Even with the incredible advances in heart failure, there is still a lot of mortality and especially morbidity. Like people who with the advances are not going to die soon of heart failure, but their heart is not full strength. So they have decreased energy, reduced activity levels, just generally don't feel as well as they did before heart failure.

Posted by: aa3 at February 12th, 2019 12:19 AM

Don't we need technically senolytics and STEM cells to repair the heart completely?

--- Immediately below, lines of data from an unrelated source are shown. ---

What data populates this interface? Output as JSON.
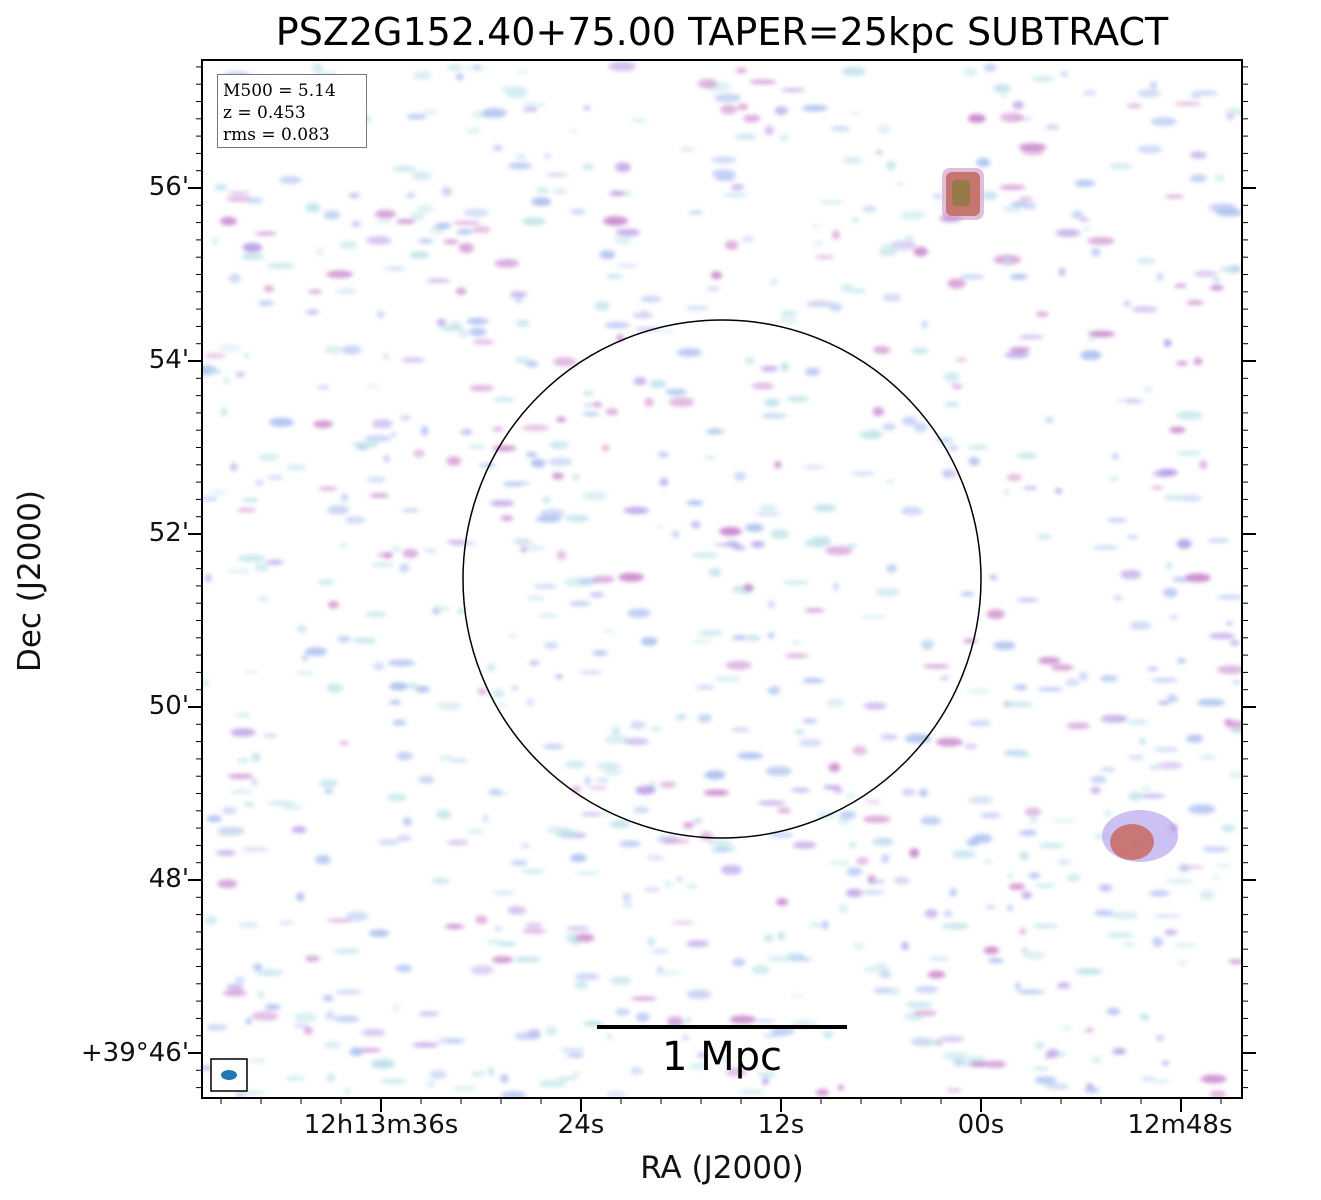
{
  "title": "PSZ2G152.40+75.00 TAPER=25kpc SUBTRACT",
  "xlabel": "RA (J2000)",
  "ylabel": "Dec (J2000)",
  "y_ticks": [
    "56'",
    "54'",
    "52'",
    "50'",
    "48'",
    "+39°46'"
  ],
  "x_ticks": [
    "12h13m36s",
    "24s",
    "12s",
    "00s",
    "12m48s"
  ],
  "info": {
    "m500": "M500 = 5.14",
    "z": "z = 0.453",
    "rms": "rms = 0.083"
  },
  "scale_bar": "1 Mpc",
  "colors": {
    "noise_light": "#bfe3ea",
    "noise_blue": "#a9bdf0",
    "noise_violet": "#b69ae6",
    "source_magenta": "#c77fc9",
    "source_red": "#c96a62",
    "beam": "#1f77b4"
  }
}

Posted by: Dokuganryu at February 12th, 2019 9:21 AM

Yes we do. The immediate answer is stem cells, now in late phase 111. They work. Better than anything else so far.

Posted by: JLH at February 12th, 2019 2:23 PM

I remain highly skeptical about how cadiotoxic / hematotoxic drugs like navitoclax are going to be useful human with heart damage - or prolonging life for that matter

Posted by: Ira S. Pastor at February 13th, 2019 4:13 AM

So you cleared the senescent cardiomyocytes, but still have nothing to replace them - as they are post mitotic. Maybe best to leave these alone for now.

Posted by: Mark at February 13th, 2019 5:43 AM

Also relevant is this recently reported paper (https://www.nature.com/articles/s41586-019-0885-0), which shows that telomere damage generates cytosolic telomeric DNA fragments that trigger arrest via autophagy. Failing autophagy, and the inflammatory STING reaction, is probably what is driving hypertrophy and senescence. This might provide a better method for addressing CM senescence, rather than clearance and (stem cell) replacement.

Posted by: Mark at February 13th, 2019 5:55 AM

I take it back - from the paper: 'Altogether, our data support that senescent CMs are involved in age-associated cardiac hypertrophy and fibrosis and that their clearance may induce a compensatory CM regeneration'. So in mice at least, removal of the senescent CM caused compensatory proliferation and replacement.

Posted by: Mark at February 13th, 2019 10:46 AM

Having the beneficial genetic variants of FOX1/3 suppresses fibrosis and hypertrophy according to Xin, et al, 2017 Potential Supression of Fibrosis. FOX1/3 are thought to suppress fibrosis in many human tissues, such as the lungs, etc.

Posted by: Biotechy Marcks at February 13th, 2019 2:30 PM

"Having the beneficial genetic variants of FOX1/3 suppresses fibrosis and hypertrophy according to Xin, et al, 2017 Potential Supression of Fibrosis. FOX1/3 are thought to suppress fibrosis in many human tissues, such as the lungs, etc."

Seems like this might well be similar to the senolytic activities of Azithromycin . . .

Posted by: Gavrick at April 14th, 2019 9:01 AM

So increasing foxo helps those with heart failure?
A friend of mine examined the gene expression for all existing drugs to see which ones activated Foxo whilst also deactivating the PI3K pathway. Tretinoin had the highest activation of Foxo3 with a concordance of 0.82 which is very high.
Is it possible that ultra low dose accurate would be helpful in eliminating fibrosis via foxo?